Keridhaan Allah itulah
yang justru menjadi bahan bakar semangat kaum Muslimin meninggalkan negeri
mereka, Mekkah, menuju negeri baru Madinah. Meski untuk itu mereka harus
meninggalkan harta, tempat tinggal, nafkah, bahkan ada sebagian dari sahabat
harus meninggalkan istri atau suami, anak-anak dan orangtua.
Salah satu sosok
sentral dalam hijrah adalah Abu Bakar ash-Shiddiq ra. Ia adalah pendamping
hijrah Rasulullah SAW. Mendampingi Rasulullah adalah kehormatan sekaligus
mengundang kematian. Karena tak ada orang yang amat diincar untuk dilenyapkan
oleh kaum Musyrik Quraisy melebihi Rasulullah SAW, tapi justru Abu Bakar amat
berharap menjadi teman hijrah beliau.
Abu Bakar telah
membeli dua ekor unta yang dipersiapkan untuk berhijrah bersama Nabi SAW. Kedua
unta itu ia persiapkan dan diberi makan selama empat bulan. Sampai suatu ketika
Rasulullah SAW mendatangi rumah Abu Bakar. Beliau meminta agar Abu Bakar untuk
keluar rumah agar bisa berbicara dengan aman. Akan tetapi Abu Bakar menjawab,
”Wahai Rasulullah, di rumah ini hanya ada dua anakku, demi ayah dan ibuku yang
menjadi tebusan untukmu." Kemudian Rasulullah berkata, "Sesungguhnya
Allah Ta'ala telah mengizinkanku hijrah dan keluar dari Mekkah.”
Abu Bakar bertanya,
”Siapa temannya, wahai Rasulullah?" Nabi SAW. berkata, ”Teman?” Perkataan
Rasulullah mengisyaratkan bahwa Abu Bakar memang orang yang dipilih untuk
mendampingi beliau. Aisyah saat menuturkan riwayat ini berkomentar, ”Demi
Allah, hingga ketika itu aku belum pernah melihat orang menangis karena
kegirangan, dan saat itu aku melihatnya pada Abu Bakar.”
Bukan hanya
menyertakan dirinya, tapi Abu Bakar ash-Shiddiq ra. juga melibatkan
putra-putrinya dalam perjalanan hijrah yang berbahaya ini. Ia memerintahkan
putranya Abdullah bin Abu Bakar ra. untuk hadir di tengah-tengah orang Quraisy
untuk mencuri informasi-informasi penting. Kemudian sore harinya ia
memerintahkan mantan budaknya, Amir bin Fuhairah, menggembalakan kambing dan
membawanya kepada Abu Bakar dan Rasulullah SAW. Kambing itu diperah susunya dan
disembelih untuk bekal makanan.
Putrinya Asma binti
Abu Bakar ra. juga diperintahkan untuk membawa makanan bagi mereka berdua.

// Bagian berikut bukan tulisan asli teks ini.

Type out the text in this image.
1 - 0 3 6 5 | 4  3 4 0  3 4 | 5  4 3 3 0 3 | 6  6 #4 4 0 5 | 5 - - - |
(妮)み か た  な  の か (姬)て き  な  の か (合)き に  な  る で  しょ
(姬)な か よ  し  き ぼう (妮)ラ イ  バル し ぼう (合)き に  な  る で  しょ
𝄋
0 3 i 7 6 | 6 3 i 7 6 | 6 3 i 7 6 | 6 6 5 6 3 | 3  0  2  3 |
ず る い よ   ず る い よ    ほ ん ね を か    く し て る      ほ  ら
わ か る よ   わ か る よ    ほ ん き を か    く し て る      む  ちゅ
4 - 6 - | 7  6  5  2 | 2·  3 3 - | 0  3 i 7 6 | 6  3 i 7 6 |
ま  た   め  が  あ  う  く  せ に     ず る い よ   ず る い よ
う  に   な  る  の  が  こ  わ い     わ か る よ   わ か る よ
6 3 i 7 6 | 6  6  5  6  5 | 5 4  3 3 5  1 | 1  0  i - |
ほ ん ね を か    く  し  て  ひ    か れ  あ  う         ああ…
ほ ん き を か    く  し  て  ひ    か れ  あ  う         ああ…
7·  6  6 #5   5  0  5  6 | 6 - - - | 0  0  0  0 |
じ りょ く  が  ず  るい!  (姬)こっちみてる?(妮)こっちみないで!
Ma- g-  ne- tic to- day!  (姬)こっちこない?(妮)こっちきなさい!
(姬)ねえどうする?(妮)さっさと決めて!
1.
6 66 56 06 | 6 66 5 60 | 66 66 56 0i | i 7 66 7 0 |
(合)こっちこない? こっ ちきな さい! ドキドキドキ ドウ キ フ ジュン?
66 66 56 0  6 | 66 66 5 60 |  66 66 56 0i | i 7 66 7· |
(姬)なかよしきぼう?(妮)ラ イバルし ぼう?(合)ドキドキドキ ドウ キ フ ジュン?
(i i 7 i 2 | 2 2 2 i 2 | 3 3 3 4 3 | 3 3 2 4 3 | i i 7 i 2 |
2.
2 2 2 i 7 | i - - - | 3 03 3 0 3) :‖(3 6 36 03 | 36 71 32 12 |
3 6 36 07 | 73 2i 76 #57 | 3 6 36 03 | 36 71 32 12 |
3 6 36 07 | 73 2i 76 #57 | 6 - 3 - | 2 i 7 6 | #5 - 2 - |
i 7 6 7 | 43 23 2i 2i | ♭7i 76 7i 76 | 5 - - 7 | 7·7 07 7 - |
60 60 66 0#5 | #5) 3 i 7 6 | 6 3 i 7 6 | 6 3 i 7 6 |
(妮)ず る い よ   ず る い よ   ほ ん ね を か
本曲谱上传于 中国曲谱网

Karena lupa tidak membawa tali pengikat makanan, maka Asma melepas ikat
pinggangnya dan membelahnya menjadi dua sebagai pengikat makanan, hingga ia
dijuluki dzatu an-nithaqaini (wanita yang punya dua ikat pinggang).
Abu Bakar menghabiskan
banyak hartanya untuk perbekalan hijrah, selain untuk membeli dua ekor unta dan
menyewa penunjuk jalan. Kabar ini sampai kepada ayahnya, Abu Quhafah. Ia yang
sudah buta mencemaskan keluarga Abu Bakar lalu mendatangi keluarga tersebut.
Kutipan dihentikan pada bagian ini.